Несколько раз, мне снилась Ольга. Мы стояли с ней на берегу моря, держались за руки и молча смотрели на закат. Я чувствовал исходящее от нее тепло, слышал ее дыхание, сквозь прибой, и чувствовал себя в абсолютной безопасности. Где-то поблизости носился Арчи, время от времени гавкая. Повернув голову, я долго вглядывался в ее лицо. Почувствовав мой взгляд, она капельку смущенно улыбнулась, и, крепко обняв руками, прижалась ко мне. Все было хорошо, и все было правильно.
В другом сне, мы сидели с ней на парапете набережной на Васильевском Острове в Питере, и смотрели на музыкальный фонтан. Сквозь музыку Баха, она пыталась меня в чем-то убедить. Мягко, ненавязчиво, как только она одна умела. Я глупо кивал, соглашаясь, хотя не мог разобрать ни слова, а она, слегка хмурясь, повторяла что-то снова и снова. Наконец, она внезапно рассмеялась, потянулась ко мне и слегка укусила за ухо. Я обнял ее, поцеловал в шею, чувствуя, что никогда еще не был так счастлив.
Просыпаясь после таких снов, я плакал, уткнувшись лицом в подушку от обиды и разочарования. Я изо всех сил зажмуривался и вжимался в кровать, стараясь снова вернуться в сон. Мне так хотелось вернуться к ним, что приходилось стискивать зубами наволочку, глотая соленые слезы, чтобы не закричать в голос от отчаяния. Я чувствовал себя обманутым, обманутым в самом главном и сокровенном.
Но через какое-то время, проходило и это, я успокаивался. Оставалось только тупое безразличие и апатия, мне снова становилось наплевать на все, на то где я и что со мной, жив или мертв, и я снова сидел на подоконнике, тупо уставившись в окно.

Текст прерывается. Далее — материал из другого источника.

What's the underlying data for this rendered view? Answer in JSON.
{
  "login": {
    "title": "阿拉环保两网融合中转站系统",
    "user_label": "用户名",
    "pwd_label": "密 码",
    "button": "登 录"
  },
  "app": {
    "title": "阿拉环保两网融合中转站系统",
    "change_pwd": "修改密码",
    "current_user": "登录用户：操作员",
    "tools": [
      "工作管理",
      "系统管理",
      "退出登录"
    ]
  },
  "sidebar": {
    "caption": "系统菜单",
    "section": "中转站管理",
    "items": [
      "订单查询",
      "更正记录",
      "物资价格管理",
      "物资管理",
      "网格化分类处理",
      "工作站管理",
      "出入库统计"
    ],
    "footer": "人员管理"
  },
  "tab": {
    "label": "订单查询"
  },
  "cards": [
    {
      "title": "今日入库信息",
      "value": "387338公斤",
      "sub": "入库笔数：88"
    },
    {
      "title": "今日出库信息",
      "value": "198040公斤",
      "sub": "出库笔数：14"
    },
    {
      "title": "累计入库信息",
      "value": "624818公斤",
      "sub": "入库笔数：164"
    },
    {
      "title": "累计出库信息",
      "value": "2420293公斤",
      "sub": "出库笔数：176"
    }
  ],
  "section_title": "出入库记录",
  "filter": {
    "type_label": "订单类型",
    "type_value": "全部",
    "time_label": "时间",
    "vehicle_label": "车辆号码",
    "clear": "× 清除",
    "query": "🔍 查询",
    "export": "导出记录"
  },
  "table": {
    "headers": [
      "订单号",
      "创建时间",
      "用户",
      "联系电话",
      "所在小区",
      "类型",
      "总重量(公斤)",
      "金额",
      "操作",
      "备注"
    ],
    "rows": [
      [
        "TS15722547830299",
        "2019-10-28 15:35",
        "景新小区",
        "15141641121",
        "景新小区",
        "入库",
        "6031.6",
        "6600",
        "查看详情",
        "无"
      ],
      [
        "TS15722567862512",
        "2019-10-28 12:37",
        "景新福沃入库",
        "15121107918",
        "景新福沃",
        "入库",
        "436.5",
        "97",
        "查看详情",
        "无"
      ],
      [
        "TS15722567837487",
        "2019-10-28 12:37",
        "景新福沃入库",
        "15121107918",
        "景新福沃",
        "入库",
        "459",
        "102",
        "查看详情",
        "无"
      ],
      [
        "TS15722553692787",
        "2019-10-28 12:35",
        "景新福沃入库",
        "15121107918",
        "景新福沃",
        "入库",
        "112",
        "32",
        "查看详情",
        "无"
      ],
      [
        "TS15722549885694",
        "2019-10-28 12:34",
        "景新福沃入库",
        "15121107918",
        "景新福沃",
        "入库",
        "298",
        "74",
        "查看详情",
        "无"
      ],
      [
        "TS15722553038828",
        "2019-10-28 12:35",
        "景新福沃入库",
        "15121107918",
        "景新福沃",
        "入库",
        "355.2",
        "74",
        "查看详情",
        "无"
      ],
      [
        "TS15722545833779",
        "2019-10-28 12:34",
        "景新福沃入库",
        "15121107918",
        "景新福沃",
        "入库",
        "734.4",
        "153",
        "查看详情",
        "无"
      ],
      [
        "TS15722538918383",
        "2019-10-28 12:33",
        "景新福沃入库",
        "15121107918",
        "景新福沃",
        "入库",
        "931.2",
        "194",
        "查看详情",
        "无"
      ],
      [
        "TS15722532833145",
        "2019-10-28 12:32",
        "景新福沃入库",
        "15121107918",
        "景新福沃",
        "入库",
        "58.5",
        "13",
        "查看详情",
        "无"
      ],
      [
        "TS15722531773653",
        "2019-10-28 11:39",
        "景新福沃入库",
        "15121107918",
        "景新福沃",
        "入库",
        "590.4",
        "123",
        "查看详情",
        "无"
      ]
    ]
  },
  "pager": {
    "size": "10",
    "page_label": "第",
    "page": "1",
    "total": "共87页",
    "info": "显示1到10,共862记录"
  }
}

Иногда меня навещала Татьяна. Тогда, придав лицу радостно-умильное выражение, я молча слушал о том, какая это замечательная клиника, как мне повезло, что я сюда попал, как ей было непросто поспособствовать этой удачи, какие хорошие здесь врачи, и как здорово, что я скоро поправлюсь. Я согласно кивал, хотя это было совершенно необязательно – ей вообще, по-моему, не особенно требовалось, чтобы собеседник как-то реагировал на ее монологи. Через какое-то время, она уходила, потому что «тебе надо отдыхать, а у меня еще куча работы, но я обязательно заскочу завтра, если удастся вырваться». Ее уходам я был рад, и, пожалуй, это было единственное, что вызывало у меня положительные эмоции.

А потом, внезапно, наступил Этот День. С утра в палату зашел Шнейер, и радостно объявил, что сегодня я вернусь домой. От этой мысли меня передернуло, но он ничего не заметил. Смущенно улыбаясь, миловидная медсестра торжественно вручила мне утреннюю порцию пилюль в пластиковом стаканчике и еще упаковку с собой, которые «надо пить каждые три часа, но Таня все знает, я ей объяснила». Потом был праздничный завтрак – безвкусный прохладный омлет с зеленым горошком. Заговорщически улыбаясь, и подмигнув сестре, доктор разлил нам на троих бутылку детского безалкогольного шампанского. Торжественно чокнувшись «за скорейшее выздоровление», мы выпили. Потом пришла Татьяна, снова принялась рассыпаться в благодарностях и восхищениях доктору и медперсоналу. Через какое-то время, ее поток иссяк, мне выдали нормальную одежду, и тепло попрощавшись, отпустили домой.